On his birthday, I took him to one of those fancy restaurants in the Bellagio Las Vegas, where I was working at the time. I reserved the best table looking right over the famous dancing waters. The whole meal was amazing. I did notice, however, that he wasn’t eating too much, and he looked a little pale. He said his stomach wasn't feeling well. After the meal was over, My Albanian practically hid behind the table, protected by the long tablecloth, got down on one knee, pulled out a ring and asked me to marry him…again. I was so surprised and happy I couldn’t even see the ring, I laughed with tears. After I said, “Yes!!!” he blew a sigh of relief, got his color back and said, “Now I’m hungry.” Did he think I was going to say no? Silly Albanian.
On with planning the wedding of my dreams, a Tuscan wedding! Not just Tuscan theme, in actual Tuscany. We were married on August 11th, at Villa Catignano just a wee bit outside Sienna. I will save all the hilarity that ensued for another post, (there is so much to write about) when a bunch of Albanians, a sprinkling of Italians and Americans and quite a few drunks came together to make a most memorable celebration that everyone in the family still talks about today, even the Carabinieri (police).
The Third Marriage
By now you are well aware of the fact that I married an Albanian. However, a marriage to an Albanian, I found out, should not be planned by the bride and groom, they must have a properly orchestrated Albanian wedding without your input....trust me, it's better that way.
A week after our Tuscan wedding, we both hopped over to Albania and were married a third time at a former communist leader's vacation compound. I kid you not, nothing was planned by us. There were well over three hundred guests of which I knew about five, including the one I was married to already. It was probably about the hottest day of summer, with ninety percent humidity. The building's air conditioners were not working, and I was stuck in a corset wearing a dress that weighed approximately the same amount as a fat toddler, with about one hundred bobby pins sticking into my skull and the equivalent of three cans of Aqua Net hair spray holding me altogether.
To this day, I have a hard time watching the utterly cheesy production video of my wedding. It lasted all day! I was famished. It was too hot to eat the wonderful fresh fish that was being served to everyone else around me, and I nearly passed out about two times. Nearing the end, all I wanted was a piece of my wedding cake and to go home, even that was ruined by a drunk shouting, “Yeaaaaah!! Come on everyone and parrrr-teeee!” whilst bursting a confetti gun all over my cake. I could have killed that idiot.
Our sweaty wedding images, and the food we couldn't eat.
After all those weddings, I would do it all over again in a heartbeat…well, maybe not the Albanian one. We considered doing it again at the drive-thru chapel in Vegas, but we got too busy with work and life. Tonight, on our 11th wedding anniversary, My Albanian is back to work, doing what he does best, being hospitable to others (and not his wife…just kidding!!).

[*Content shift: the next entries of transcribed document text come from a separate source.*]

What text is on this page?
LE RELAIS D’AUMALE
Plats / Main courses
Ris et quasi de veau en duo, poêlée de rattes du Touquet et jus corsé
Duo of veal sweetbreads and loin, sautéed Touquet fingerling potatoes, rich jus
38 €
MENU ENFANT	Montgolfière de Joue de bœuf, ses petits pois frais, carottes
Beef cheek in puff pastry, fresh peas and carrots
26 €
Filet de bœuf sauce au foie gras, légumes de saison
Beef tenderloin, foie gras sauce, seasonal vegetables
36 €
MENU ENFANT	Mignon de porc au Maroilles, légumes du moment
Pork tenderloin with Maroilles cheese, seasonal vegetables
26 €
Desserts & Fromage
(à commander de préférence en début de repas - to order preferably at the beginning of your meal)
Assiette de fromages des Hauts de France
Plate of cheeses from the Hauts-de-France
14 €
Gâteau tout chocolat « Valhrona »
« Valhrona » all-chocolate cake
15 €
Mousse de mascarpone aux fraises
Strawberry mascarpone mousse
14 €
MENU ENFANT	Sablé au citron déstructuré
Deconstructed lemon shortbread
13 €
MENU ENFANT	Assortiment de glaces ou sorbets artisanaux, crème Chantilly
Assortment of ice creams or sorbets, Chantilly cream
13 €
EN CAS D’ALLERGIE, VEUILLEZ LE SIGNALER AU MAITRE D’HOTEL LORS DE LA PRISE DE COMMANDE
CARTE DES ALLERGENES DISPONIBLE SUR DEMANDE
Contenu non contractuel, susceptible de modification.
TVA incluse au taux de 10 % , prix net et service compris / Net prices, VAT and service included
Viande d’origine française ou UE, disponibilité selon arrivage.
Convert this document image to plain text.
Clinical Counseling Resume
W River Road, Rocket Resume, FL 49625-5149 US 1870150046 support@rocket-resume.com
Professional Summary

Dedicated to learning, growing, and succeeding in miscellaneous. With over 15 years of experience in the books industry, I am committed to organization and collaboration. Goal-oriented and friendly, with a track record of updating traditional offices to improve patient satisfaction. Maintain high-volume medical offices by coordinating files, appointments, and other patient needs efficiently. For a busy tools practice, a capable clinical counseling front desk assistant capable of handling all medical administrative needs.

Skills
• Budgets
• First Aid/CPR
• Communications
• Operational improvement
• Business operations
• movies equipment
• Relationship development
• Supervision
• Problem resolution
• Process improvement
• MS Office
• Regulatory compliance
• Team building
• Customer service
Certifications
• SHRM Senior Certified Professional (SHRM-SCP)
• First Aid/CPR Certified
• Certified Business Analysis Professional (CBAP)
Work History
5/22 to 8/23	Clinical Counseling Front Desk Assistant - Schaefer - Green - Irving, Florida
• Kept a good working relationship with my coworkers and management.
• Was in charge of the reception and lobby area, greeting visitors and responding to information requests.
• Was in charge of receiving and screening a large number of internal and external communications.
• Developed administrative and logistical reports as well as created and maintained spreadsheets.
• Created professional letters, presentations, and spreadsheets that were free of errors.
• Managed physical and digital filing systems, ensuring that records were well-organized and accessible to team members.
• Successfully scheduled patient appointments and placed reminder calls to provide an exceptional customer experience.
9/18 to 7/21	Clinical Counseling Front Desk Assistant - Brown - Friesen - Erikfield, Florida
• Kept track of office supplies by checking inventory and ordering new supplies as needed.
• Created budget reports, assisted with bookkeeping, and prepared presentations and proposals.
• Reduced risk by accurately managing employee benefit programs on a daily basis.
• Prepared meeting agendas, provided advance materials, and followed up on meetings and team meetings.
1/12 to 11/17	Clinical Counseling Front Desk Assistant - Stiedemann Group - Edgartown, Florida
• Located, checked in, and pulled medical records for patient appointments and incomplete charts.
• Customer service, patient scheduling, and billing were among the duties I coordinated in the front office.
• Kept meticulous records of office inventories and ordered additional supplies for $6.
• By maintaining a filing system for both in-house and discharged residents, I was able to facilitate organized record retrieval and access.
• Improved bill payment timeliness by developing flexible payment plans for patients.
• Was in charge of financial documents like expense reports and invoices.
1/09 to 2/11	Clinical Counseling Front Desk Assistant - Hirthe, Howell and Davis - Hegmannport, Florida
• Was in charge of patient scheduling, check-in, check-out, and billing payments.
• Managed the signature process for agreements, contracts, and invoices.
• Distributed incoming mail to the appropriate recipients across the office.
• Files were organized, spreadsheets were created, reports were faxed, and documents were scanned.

I am home taking care of our two little Albanians doing what I do best, yelling at them and hugging them for long periods of time.
I can honestly say marriage hasn’t been the easiest road to travel with an Albanian by my side, but the most important fact is that he has always been by my side, keeping me going, keeping me strong, and loving me with all my faults. He may not be as slick as that club rat I first fell in love with, but he certainly is a better man, better husband, and better father than I have ever known. I am sure looking forward to the next eleven years of adventures, laughs, and this crazy Albanian undertaking of mine.
Te due shume Babi.
This picture was taken right after he tried to carry me...that, was hilarious!
Have any questions about any of our weddings? Where were you married, or where would you like to be married? Do you even want to get married?